Что она сейчас видит? Может быть, опять отца? Однажды она вот так улыбалась, а проснувшись, рассказала, что видела себя молодой и в свадебном платье. Они куда-то шли с отцом, а дорога была и не дорога, а светлый ручей, и по берегам росли красные цветы… Тогда у матери в глазах стояли слезы.
В бараке начинался рабочий день. За тонкими деревянными перегородками, оклеенными газетами, раздавались детские голоса. Каменщик Полещук, видимо уже сидя за столом, строго говорил своему сыну Миколке:
— Ты почему вчера опять допоздна читал? Мать не слушаешься? И так очки носишь, совсем глаза сломаешь…
В коридоре хлопали двери, на дворе разжигались печурки.
Витаха пощупал мускулы на руках, протёр уголки глаз и, вскочив с постели, налил в чайник воду.
Когда мама проснулась, стол был уже накрыт. Мария Фёдоровна быстро позавтракала и натянула на себя спецовку, взяла кепку с синими очками. Она была газосварщицей.
— Виташка, — сказала она, — сготовишь себе сегодня макароны, они в шкафу лежат. А будешь селёдку есть, нарежь луку и маслом её залей.
Она шершавой ладонью погладила Витаху по щеке, улыбнулась — большой стал сын — и ушла.
Первым к Витахе заглянул Миколка.
— Витаха, — сказал он, — а меня мать сегодня с вами не отпускает.
— Это почему?
— Она мыть меня хочет. Что делать?
— А ты тикай от неё! Повертись немножко дома, а потом незаметно и махни через забор.
— Миколка!.. — вдруг раздался на дворе протяжный женский голос. — Вода уже вскипела!..
— Во, опять кричит! — сказал Миколка. — Прямо спасенья нет!
Витаха выглянул в окно. Во дворе, стоя на кирпичах, грелся на костре бак с водой. Миколка подошёл к своей «бане», скидывая на ходу майку, и сел в корыто. Мать зачерпнула кружкой воду из бака и облила ему голову.

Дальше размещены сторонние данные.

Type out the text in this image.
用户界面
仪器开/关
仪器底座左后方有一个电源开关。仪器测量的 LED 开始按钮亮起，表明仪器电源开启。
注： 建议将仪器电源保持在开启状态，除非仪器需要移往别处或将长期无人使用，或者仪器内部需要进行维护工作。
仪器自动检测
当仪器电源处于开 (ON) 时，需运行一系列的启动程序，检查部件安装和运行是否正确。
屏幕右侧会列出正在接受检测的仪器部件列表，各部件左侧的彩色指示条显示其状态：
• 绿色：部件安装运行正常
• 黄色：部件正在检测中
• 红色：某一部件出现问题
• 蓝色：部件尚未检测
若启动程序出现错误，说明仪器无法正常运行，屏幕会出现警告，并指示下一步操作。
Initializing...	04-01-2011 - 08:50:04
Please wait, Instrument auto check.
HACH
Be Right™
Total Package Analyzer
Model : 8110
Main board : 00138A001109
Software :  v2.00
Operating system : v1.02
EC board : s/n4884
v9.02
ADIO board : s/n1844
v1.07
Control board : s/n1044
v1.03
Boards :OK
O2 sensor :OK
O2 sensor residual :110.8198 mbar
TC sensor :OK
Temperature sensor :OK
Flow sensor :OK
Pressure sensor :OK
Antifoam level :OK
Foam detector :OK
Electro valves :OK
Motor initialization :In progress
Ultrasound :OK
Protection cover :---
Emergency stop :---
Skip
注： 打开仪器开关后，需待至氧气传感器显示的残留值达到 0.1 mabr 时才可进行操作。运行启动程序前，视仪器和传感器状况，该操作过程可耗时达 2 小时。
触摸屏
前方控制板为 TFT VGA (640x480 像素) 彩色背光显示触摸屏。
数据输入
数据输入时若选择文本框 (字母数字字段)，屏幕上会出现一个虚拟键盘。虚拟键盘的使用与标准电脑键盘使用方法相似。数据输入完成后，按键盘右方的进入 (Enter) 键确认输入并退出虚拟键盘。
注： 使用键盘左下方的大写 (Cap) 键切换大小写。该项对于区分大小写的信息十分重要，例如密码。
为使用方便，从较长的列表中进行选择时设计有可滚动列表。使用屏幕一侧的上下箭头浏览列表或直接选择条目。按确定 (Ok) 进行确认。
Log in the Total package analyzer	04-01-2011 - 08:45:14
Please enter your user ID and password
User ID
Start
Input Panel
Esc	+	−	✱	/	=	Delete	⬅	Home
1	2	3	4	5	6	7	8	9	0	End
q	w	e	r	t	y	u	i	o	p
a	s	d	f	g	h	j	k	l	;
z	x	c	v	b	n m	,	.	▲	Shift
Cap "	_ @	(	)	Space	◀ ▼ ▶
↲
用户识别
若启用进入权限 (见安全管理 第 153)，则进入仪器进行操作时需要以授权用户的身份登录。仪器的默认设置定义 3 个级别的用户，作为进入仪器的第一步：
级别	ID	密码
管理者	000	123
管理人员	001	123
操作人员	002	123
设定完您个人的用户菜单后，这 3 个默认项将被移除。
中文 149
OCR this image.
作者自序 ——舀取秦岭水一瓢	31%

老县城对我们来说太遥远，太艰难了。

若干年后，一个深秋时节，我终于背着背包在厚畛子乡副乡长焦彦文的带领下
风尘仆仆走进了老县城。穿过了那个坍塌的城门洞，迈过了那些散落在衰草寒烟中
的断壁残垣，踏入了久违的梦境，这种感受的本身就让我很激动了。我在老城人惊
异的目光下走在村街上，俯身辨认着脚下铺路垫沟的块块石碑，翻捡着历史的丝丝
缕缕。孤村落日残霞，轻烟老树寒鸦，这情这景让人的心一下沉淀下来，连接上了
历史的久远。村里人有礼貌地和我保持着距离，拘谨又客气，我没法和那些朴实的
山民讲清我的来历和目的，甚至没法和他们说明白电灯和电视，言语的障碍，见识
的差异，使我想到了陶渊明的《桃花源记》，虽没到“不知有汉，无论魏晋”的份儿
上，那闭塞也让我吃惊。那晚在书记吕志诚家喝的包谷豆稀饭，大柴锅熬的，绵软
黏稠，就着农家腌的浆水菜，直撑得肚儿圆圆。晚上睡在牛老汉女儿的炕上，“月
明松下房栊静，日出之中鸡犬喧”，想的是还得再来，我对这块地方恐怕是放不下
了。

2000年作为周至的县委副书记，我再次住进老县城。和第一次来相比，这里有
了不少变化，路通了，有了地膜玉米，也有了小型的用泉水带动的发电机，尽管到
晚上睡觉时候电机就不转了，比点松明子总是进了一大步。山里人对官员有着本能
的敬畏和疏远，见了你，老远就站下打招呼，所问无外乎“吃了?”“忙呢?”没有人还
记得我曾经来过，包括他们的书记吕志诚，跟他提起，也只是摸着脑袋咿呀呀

— Ой, горячо, горячо! — закричал Миколка и подскочил в корыте.
— Та сиди, чертяка! Не сваришься! — сказала мать и облила его холодной водой.
— Ой, холодно! — закричал Миколка.
Но мать, не обращая внимания на эти возгласы, стала намыливать сыну голову.
Миколка сидел под её руками уже тихий и покорный. Голова у него от белой пены будто вздулась. И вдруг Миколка завопил:
— Ой, мыло в глаз попало!
Он выскочил из корыта, вслепую пошёл к ведру с холодной водой и, зацепив за него ногой, опрокинул его. Мать ударила его мочалкой по спине.
В общем, минут через десять Миколка прибежал к Витахе весёлый и довольный.
— Видал, какую я комедию играл! — улыбнулся он. — Эхо чтобы она побыстрее…
Миколка принёс на промаслившейся газетке два больших блина, огромный, с кулак, кусок сахару и положил их на стол:
— Поешь-ка…
С ним был неразлучный парусиновый портфель, где лежало много разных бумажек: и приказы по отряду, и список членов, и деловые донесения.
Не прошло и получаса, как у Витахи собралось человек двенадцать.
Этот весёлый народ пришёл со всех окрестных улиц. Раньше ребята были предоставлены самим себе: слонялись без дела по посёлку, стреляли из рогаток по уцелевшим стёклам в разрушенных цехах. Но однажды Матвей Никитич поймал на заводе Миколку, который пытался разрядить найденную мину, и немедленно вызвал к себе Витаху. Вызвал как «старшего товарища» — воспитанника ремесленного училища.
«Слушай, — сказал он, — вот этот хлопец на твоей улице живёт?»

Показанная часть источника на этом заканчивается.